Nathan had suspected those words would not sit easily with Meir Dagan’s blunt language, nor the way Blair signed his memos with a gold-tipped fountain pen, nor how he had a Miro painting on his office wall and filled his bookshelf with copies of Tennyson and Yeats.

Satisfied that London was not at risk from an impending terrorist attack, Blair had ordered fifteen hundred Metropolitan police officers to the Gleneagles summit, where anarchists were among the protesters. The Yard’s antiterrorist squad had also sent almost all its officers to Scotland. MI5 and MI6 had drawn tight its part of the net, which had been cast far and wide to catch terrorists. Not one had been spotted. Even the hunt for the “Raven” had petered out when Mossad said he had come and gone from Britain, disappearing somewhere into Europe. Around Gleneagles the massed ranks of police had overwhelmed protesters. The only moment of tension had come when President George W. Bush fell off his bicycle and grazed his hand.
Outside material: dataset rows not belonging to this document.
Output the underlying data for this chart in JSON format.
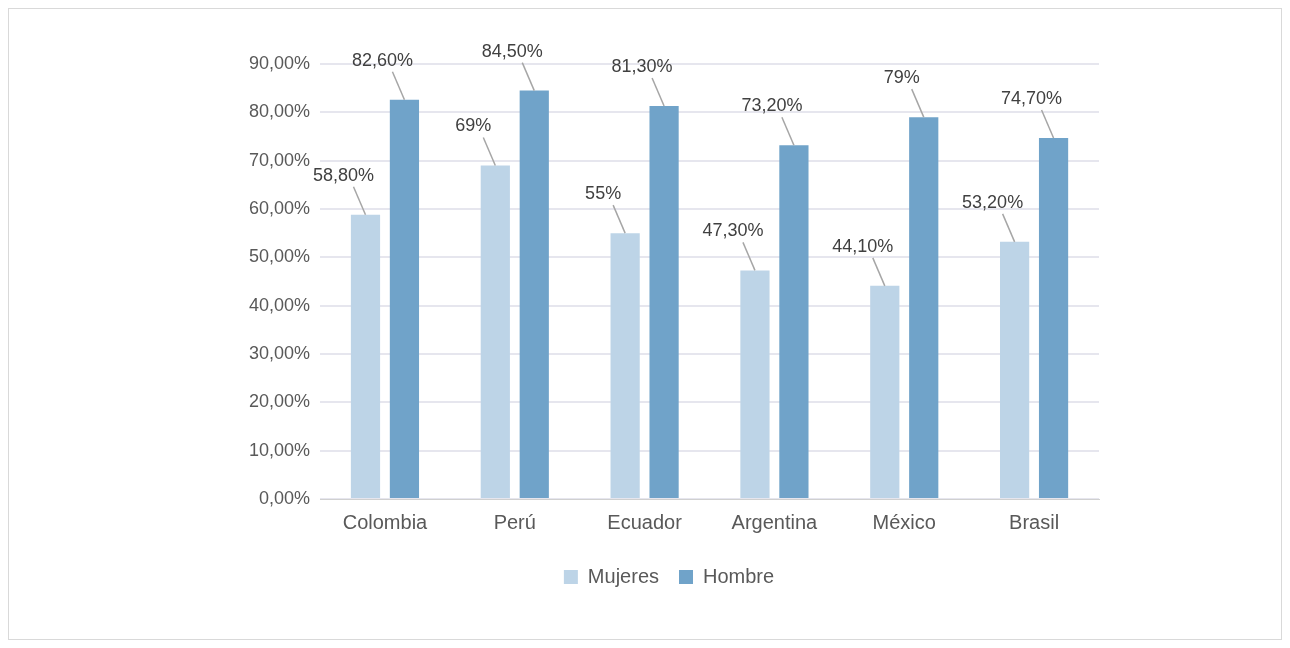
{
  "chart_data": {
    "type": "bar",
    "categories": [
      "Colombia",
      "Perú",
      "Ecuador",
      "Argentina",
      "México",
      "Brasil"
    ],
    "series": [
      {
        "name": "Mujeres",
        "color": "#bdd4e7",
        "values": [
          58.8,
          69,
          55,
          47.3,
          44.1,
          53.2
        ],
        "value_labels": [
          "58,80%",
          "69%",
          "55%",
          "47,30%",
          "44,10%",
          "53,20%"
        ]
      },
      {
        "name": "Hombre",
        "color": "#70a3c9",
        "values": [
          82.6,
          84.5,
          81.3,
          73.2,
          79,
          74.7
        ],
        "value_labels": [
          "82,60%",
          "84,50%",
          "81,30%",
          "73,20%",
          "79%",
          "74,70%"
        ]
      }
    ],
    "ylim": [
      0,
      90
    ],
    "yticks": [
      {
        "value": 0,
        "label": "0,00%"
      },
      {
        "value": 10,
        "label": "10,00%"
      },
      {
        "value": 20,
        "label": "20,00%"
      },
      {
        "value": 30,
        "label": "30,00%"
      },
      {
        "value": 40,
        "label": "40,00%"
      },
      {
        "value": 50,
        "label": "50,00%"
      },
      {
        "value": 60,
        "label": "60,00%"
      },
      {
        "value": 70,
        "label": "70,00%"
      },
      {
        "value": 80,
        "label": "80,00%"
      },
      {
        "value": 90,
        "label": "90,00%"
      }
    ],
    "grid": "y",
    "legend": "bottom"
  }
}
Britain’s capital awoke on July 6 to find the city had won the right to stage the 2012 Olympic Games, and driving to work that morning, tuned into the Today program, Nathan heard Commissioner Blair assuring Londoners that “we will cope with any terror threat to the games. Our police force is the envy of the policing world in relation to counterterrorism. We’ve upped our game.”
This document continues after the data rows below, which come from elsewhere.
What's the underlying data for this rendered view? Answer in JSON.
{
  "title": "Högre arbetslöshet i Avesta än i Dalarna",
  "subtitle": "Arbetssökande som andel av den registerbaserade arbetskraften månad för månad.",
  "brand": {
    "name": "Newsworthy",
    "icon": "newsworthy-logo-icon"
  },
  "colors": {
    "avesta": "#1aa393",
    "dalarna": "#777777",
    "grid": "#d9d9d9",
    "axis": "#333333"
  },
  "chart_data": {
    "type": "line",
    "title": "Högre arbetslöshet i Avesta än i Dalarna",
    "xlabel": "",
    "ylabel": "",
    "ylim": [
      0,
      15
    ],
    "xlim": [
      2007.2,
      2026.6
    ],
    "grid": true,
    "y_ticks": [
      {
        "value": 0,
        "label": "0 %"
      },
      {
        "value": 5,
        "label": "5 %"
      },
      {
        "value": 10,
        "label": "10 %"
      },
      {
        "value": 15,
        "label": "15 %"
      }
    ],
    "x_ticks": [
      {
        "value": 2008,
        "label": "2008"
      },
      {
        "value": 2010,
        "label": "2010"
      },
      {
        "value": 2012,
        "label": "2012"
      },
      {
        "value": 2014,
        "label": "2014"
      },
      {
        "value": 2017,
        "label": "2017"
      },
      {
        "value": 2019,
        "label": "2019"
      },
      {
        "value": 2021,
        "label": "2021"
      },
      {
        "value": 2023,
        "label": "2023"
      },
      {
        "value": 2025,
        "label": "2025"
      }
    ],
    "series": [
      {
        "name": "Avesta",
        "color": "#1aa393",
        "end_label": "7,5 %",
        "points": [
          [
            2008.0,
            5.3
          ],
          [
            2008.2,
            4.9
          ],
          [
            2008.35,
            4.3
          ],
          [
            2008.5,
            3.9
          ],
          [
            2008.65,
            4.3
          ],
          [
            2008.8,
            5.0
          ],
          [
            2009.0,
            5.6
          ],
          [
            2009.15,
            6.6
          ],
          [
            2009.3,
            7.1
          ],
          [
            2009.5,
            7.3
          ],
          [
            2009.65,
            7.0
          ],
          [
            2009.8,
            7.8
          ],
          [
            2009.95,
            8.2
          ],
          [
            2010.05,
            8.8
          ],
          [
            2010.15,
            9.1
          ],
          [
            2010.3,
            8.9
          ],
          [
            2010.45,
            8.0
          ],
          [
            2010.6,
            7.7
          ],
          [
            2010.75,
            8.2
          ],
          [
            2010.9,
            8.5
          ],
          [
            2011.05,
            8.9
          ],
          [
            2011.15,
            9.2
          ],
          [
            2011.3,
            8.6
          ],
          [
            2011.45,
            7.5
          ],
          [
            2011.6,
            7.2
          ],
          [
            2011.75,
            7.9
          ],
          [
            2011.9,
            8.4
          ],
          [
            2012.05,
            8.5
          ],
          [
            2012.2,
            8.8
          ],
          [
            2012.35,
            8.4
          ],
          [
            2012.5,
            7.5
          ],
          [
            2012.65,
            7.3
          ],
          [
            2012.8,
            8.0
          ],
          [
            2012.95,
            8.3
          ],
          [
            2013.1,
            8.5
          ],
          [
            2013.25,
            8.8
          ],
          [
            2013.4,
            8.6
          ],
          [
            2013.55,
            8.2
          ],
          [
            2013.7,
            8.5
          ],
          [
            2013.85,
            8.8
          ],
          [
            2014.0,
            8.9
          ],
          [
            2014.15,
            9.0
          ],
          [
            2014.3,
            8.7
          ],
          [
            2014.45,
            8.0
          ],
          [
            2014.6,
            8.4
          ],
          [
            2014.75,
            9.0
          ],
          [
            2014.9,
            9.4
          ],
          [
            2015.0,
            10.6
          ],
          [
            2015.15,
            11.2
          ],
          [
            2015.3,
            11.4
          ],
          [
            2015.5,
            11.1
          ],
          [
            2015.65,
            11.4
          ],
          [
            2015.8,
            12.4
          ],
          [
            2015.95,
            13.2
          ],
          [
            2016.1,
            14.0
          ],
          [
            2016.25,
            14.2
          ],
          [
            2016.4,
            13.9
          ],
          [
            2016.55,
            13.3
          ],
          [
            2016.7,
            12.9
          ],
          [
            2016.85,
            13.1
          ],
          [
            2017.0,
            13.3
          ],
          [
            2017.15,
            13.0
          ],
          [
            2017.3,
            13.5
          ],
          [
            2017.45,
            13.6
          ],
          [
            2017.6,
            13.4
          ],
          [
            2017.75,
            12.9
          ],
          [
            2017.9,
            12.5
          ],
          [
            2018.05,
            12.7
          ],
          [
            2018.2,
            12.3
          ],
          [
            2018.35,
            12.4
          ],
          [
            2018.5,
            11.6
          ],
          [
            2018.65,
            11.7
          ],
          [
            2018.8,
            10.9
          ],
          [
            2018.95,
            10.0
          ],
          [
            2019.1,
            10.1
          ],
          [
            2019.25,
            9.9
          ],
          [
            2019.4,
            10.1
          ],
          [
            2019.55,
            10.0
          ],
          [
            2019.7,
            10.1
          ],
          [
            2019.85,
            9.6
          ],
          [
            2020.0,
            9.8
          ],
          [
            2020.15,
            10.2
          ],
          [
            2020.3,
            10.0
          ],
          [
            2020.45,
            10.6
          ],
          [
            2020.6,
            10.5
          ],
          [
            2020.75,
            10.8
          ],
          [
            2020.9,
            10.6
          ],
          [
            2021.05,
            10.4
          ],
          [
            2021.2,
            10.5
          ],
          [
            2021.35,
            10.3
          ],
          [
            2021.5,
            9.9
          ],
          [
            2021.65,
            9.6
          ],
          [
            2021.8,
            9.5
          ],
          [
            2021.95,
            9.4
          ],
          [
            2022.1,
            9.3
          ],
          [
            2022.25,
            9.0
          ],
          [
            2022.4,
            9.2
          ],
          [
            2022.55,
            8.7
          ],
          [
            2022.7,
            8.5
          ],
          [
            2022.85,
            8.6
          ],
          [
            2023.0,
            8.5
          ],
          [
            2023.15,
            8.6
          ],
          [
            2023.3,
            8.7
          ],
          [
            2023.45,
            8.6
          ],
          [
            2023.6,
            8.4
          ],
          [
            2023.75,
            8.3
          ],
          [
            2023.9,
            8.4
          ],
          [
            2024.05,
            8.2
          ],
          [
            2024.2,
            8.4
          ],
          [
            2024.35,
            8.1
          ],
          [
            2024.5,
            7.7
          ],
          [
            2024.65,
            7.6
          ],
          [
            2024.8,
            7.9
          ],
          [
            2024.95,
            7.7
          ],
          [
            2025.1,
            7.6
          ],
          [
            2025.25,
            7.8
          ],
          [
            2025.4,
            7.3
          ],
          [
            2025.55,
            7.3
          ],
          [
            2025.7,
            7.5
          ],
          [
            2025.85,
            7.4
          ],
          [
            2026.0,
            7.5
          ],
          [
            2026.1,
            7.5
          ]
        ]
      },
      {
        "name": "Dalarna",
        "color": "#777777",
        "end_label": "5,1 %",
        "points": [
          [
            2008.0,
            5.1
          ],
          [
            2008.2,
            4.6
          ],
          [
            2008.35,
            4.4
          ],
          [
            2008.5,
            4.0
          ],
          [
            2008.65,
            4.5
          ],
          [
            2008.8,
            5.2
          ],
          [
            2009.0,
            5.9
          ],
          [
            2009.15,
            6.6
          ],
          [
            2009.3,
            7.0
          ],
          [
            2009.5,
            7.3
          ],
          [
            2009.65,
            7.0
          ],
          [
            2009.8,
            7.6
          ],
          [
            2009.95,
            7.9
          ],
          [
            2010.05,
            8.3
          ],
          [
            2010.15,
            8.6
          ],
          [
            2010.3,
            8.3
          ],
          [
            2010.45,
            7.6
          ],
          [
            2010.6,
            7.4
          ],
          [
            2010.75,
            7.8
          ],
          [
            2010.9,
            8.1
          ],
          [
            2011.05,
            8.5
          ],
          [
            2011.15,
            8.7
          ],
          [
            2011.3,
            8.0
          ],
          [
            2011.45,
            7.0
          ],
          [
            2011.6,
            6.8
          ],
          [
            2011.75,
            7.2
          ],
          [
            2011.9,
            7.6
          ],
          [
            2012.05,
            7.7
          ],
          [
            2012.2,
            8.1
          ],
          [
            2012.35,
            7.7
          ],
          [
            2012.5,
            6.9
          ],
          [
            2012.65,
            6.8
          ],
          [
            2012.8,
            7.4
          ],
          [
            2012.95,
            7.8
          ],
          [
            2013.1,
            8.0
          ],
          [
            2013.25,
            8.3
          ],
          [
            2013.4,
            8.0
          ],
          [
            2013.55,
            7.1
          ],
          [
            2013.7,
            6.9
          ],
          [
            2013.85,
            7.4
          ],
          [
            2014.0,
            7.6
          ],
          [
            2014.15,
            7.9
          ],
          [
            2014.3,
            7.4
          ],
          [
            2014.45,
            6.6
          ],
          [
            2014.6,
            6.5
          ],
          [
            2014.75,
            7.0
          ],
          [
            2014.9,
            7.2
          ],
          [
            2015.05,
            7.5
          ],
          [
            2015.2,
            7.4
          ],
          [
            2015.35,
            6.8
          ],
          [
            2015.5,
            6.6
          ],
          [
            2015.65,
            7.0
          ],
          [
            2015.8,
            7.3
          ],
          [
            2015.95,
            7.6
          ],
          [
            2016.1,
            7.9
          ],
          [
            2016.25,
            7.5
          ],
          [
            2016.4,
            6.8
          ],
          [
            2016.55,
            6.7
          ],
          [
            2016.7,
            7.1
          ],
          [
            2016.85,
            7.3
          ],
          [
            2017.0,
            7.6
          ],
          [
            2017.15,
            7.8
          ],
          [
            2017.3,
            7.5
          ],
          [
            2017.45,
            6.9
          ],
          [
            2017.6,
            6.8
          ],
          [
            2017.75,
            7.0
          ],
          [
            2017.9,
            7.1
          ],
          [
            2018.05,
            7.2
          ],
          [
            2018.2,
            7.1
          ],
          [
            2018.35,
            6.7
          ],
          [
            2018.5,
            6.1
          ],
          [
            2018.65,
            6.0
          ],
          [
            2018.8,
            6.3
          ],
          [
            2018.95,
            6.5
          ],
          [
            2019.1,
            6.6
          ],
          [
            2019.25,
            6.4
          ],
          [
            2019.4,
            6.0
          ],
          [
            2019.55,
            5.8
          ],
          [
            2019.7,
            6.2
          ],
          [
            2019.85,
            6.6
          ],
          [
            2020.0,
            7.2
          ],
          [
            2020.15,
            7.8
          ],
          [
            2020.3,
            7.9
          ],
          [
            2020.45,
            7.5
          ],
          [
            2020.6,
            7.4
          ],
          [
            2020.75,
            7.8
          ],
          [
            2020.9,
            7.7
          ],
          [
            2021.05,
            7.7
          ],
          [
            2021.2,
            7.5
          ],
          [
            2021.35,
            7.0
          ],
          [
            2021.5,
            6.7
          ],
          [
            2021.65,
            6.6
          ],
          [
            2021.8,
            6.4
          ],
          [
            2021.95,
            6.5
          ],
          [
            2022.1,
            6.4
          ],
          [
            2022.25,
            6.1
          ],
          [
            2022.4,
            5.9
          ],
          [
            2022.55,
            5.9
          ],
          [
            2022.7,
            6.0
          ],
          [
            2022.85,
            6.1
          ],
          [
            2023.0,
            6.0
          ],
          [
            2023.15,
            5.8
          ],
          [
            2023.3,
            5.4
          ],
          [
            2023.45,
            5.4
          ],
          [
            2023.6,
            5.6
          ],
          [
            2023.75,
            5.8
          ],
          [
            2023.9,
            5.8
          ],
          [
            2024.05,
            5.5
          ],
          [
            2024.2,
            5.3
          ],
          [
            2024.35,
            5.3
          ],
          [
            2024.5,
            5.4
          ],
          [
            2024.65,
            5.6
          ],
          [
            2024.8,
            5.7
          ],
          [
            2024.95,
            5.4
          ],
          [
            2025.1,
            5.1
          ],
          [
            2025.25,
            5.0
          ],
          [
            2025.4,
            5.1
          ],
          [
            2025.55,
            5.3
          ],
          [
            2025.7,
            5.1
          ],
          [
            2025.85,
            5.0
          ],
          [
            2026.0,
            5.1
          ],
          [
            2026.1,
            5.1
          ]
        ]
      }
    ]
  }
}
That Wednesday afternoon a war game was winding down in JTAC (Joint Terrorism Analysis Centre). Predicting disaster scenarios on their computers was a regular part of the work of the specialists at their interlinked work stations. This one centered on two different types of attack on London. The first scenario predicted that terrorists would fly over the capital in a light plane leased from one of the private airfields to the west of the city and dump VX nerve gas to catch the prevailing wind. The specialists calculated 30 people would die at the point of release and another 250 downwind. The next scenario was based on terrorists spraying pneumonic plague in aerosol form at Heathrow. Not only would several thousand die in the chosen terminal, but the wind could carry the plague into London. The calculated death toll was put at 2 million as all the emergency services would be overwhelmed. To cope with the dead, JTAC had recommended that the London Strategic Disaster Mortuary Working Group, part of the UK Mass Fatalities Working Group, should set up mobile mortuaries on the outskirts of the city to provide “overflow capacity for hundreds of thousands of deaths.”

That evening Mossad Station in London received its daily report from Tel Aviv that there was no evidence of any increase in “terrorist chatter” involving a threat to the United Kingdom. In MI5 headquarters, overlooking the river Thames in Westminster, the vast, open-plan operations room that stretched along most of one wing was in stand-down mode: its plasma screens were blank, the whiteboards empty, the maps of London streets rolled up, the scores of telephones silent.

Not one of the police and security services had picked up a hint of the atrocity about to happen.

On Thursday morning, July 7, Nathan was running a staff meeting in his office at the Israeli Embassy when his MI5 liaison officer telephoned shortly after 9:00 A.M. He did not bother to hide the tension and anger in his voice. There had been three separate attacks on rush-hour trains on London’s subway system and one on its famous double-decker buses. The death toll would be heavy (it turned out to be fifty-five dead and more than two hundred injured). The atrocity bore all the hallmarks of an al-Qaeda suicide attack. The MI5 officer concluded by asking Mossad to provide all possible assistance.

In the past three years MI5 had made several requests for Mossad’s help over suspected plots to attack London’s transport system, which the security service believed had Middle East links. They included poisoning the subway with sarin gas, planting cyanide in its air-conditioning system, placing the deadly poison ricin on the trains. Another plot had centered on exploding a car bomb in the city’s Soho District, a favorite tourist area. Mossad had failed to find any evidence to support the MI5 claims that the plans had originated in the Middle East. Yet shortly before the London bombings, Lord Stevens, taking time out from his investigation into the death of Princess Diana, had publicly insisted MI5 had thwarted the plots. The claim had irritated Mossad.